The more permanent tubes are called, "T-tubes". They are made of flexible Silastic, a very soft synthetic rubber. They are shaped like a letter T. With the wings of the "T" folded flat, they are inserted through the eardrum during surgery. They then pop into place, opening the wings of the "T" against the inside of the eardrum. Like an open umbrella, they are held securely in position behind the eardrum until the doctor chooses to take them out.
Tube after-care, regardless of the type of tube used, consists of protecting the ears from being flooded with water. Since T-tubes are extend further into the ear canal than standard tubes, extra care is needed to keep from disturbing them. Swabs may not be used to clean the ear without the permission of the ENT. Also, standard ear plugs used to keep water out of the ears may bump the T-tube and be uncomfortable. Most children with standard ear tubes have no problem wearing ear plugs.

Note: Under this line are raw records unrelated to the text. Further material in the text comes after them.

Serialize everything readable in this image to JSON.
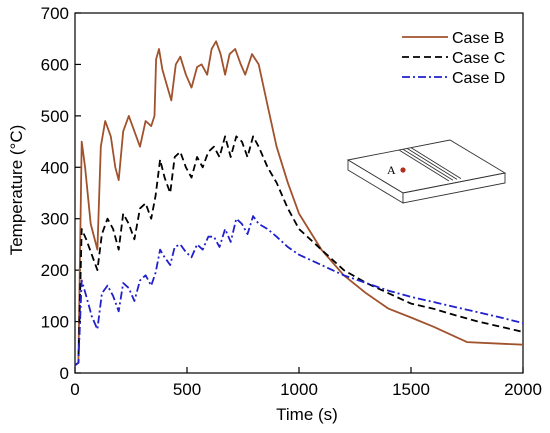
{
  "chart_data": {
    "type": "line",
    "title": "",
    "xlabel": "Time (s)",
    "ylabel": "Temperature (°C)",
    "xlim": [
      0,
      2000
    ],
    "ylim": [
      0,
      700
    ],
    "xticks": [
      0,
      500,
      1000,
      1500,
      2000
    ],
    "yticks": [
      0,
      100,
      200,
      300,
      400,
      500,
      600,
      700
    ],
    "grid": false,
    "legend": "top-right",
    "series": [
      {
        "name": "Case B",
        "color": "#a0522d",
        "dash": "solid",
        "x": [
          0,
          15,
          30,
          45,
          70,
          100,
          115,
          135,
          160,
          180,
          195,
          215,
          240,
          265,
          290,
          315,
          340,
          355,
          362,
          375,
          390,
          410,
          430,
          450,
          470,
          495,
          520,
          545,
          565,
          590,
          610,
          630,
          650,
          670,
          690,
          715,
          740,
          760,
          790,
          820,
          860,
          900,
          950,
          1000,
          1100,
          1200,
          1300,
          1400,
          1500,
          1600,
          1750,
          1900,
          2000
        ],
        "y": [
          15,
          20,
          450,
          400,
          290,
          240,
          440,
          490,
          460,
          400,
          375,
          470,
          500,
          470,
          440,
          490,
          480,
          500,
          610,
          630,
          590,
          560,
          530,
          600,
          615,
          580,
          555,
          595,
          600,
          580,
          630,
          645,
          620,
          580,
          620,
          630,
          600,
          580,
          620,
          600,
          520,
          440,
          370,
          310,
          240,
          190,
          155,
          125,
          108,
          90,
          60,
          57,
          55
        ]
      },
      {
        "name": "Case C",
        "color": "#000000",
        "dash": "dashed",
        "x": [
          0,
          15,
          30,
          50,
          75,
          100,
          120,
          145,
          170,
          195,
          215,
          240,
          265,
          290,
          315,
          340,
          360,
          380,
          400,
          425,
          445,
          470,
          495,
          520,
          545,
          570,
          595,
          620,
          645,
          670,
          695,
          720,
          745,
          770,
          795,
          820,
          860,
          900,
          950,
          1000,
          1100,
          1200,
          1300,
          1400,
          1500,
          1600,
          1700,
          1800,
          1900,
          2000
        ],
        "y": [
          15,
          20,
          280,
          260,
          230,
          200,
          270,
          300,
          280,
          240,
          310,
          290,
          260,
          320,
          330,
          300,
          345,
          415,
          380,
          350,
          420,
          430,
          400,
          380,
          420,
          400,
          430,
          440,
          420,
          460,
          420,
          460,
          450,
          420,
          460,
          440,
          400,
          370,
          320,
          280,
          240,
          200,
          175,
          155,
          135,
          125,
          112,
          100,
          90,
          80
        ]
      },
      {
        "name": "Case D",
        "color": "#2020cc",
        "dash": "dashdot",
        "x": [
          0,
          15,
          30,
          50,
          75,
          100,
          120,
          145,
          170,
          195,
          215,
          240,
          265,
          290,
          315,
          340,
          360,
          380,
          400,
          425,
          445,
          470,
          495,
          520,
          545,
          570,
          595,
          620,
          645,
          670,
          695,
          720,
          745,
          770,
          795,
          820,
          860,
          900,
          950,
          1000,
          1100,
          1200,
          1300,
          1400,
          1500,
          1600,
          1700,
          1800,
          1900,
          2000
        ],
        "y": [
          15,
          20,
          180,
          150,
          110,
          85,
          155,
          170,
          150,
          120,
          175,
          165,
          140,
          180,
          190,
          170,
          195,
          240,
          225,
          210,
          245,
          250,
          235,
          225,
          250,
          240,
          265,
          265,
          245,
          280,
          255,
          300,
          290,
          270,
          305,
          290,
          280,
          265,
          245,
          230,
          210,
          190,
          175,
          160,
          148,
          138,
          128,
          118,
          108,
          97
        ]
      }
    ],
    "inset": {
      "point_label": "A",
      "point_color": "#b03020"
    }
  }
}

By the age of three or four, most children will outgrow the need for tubes, as their Eustachian tubes will reach a point of maturation at which they will begin to function more normally. There are some children who have recurring ear infections into their school-aged years and a decided minority will suffer with persistent ear infections into adulthood.
While there has been some criticism concerning the "over-use" of ear tubes among young children, it is important to note that cleft-affected children have an anatomic deformity that will not allow the ears to function normally. At the least recurring ear infections and otitis media is painful for the child and will interfere with the child's ability to hear. At the worst, unchecked otitis media and ear infections can lead to more severe infections of the brain or permanent hearing loss.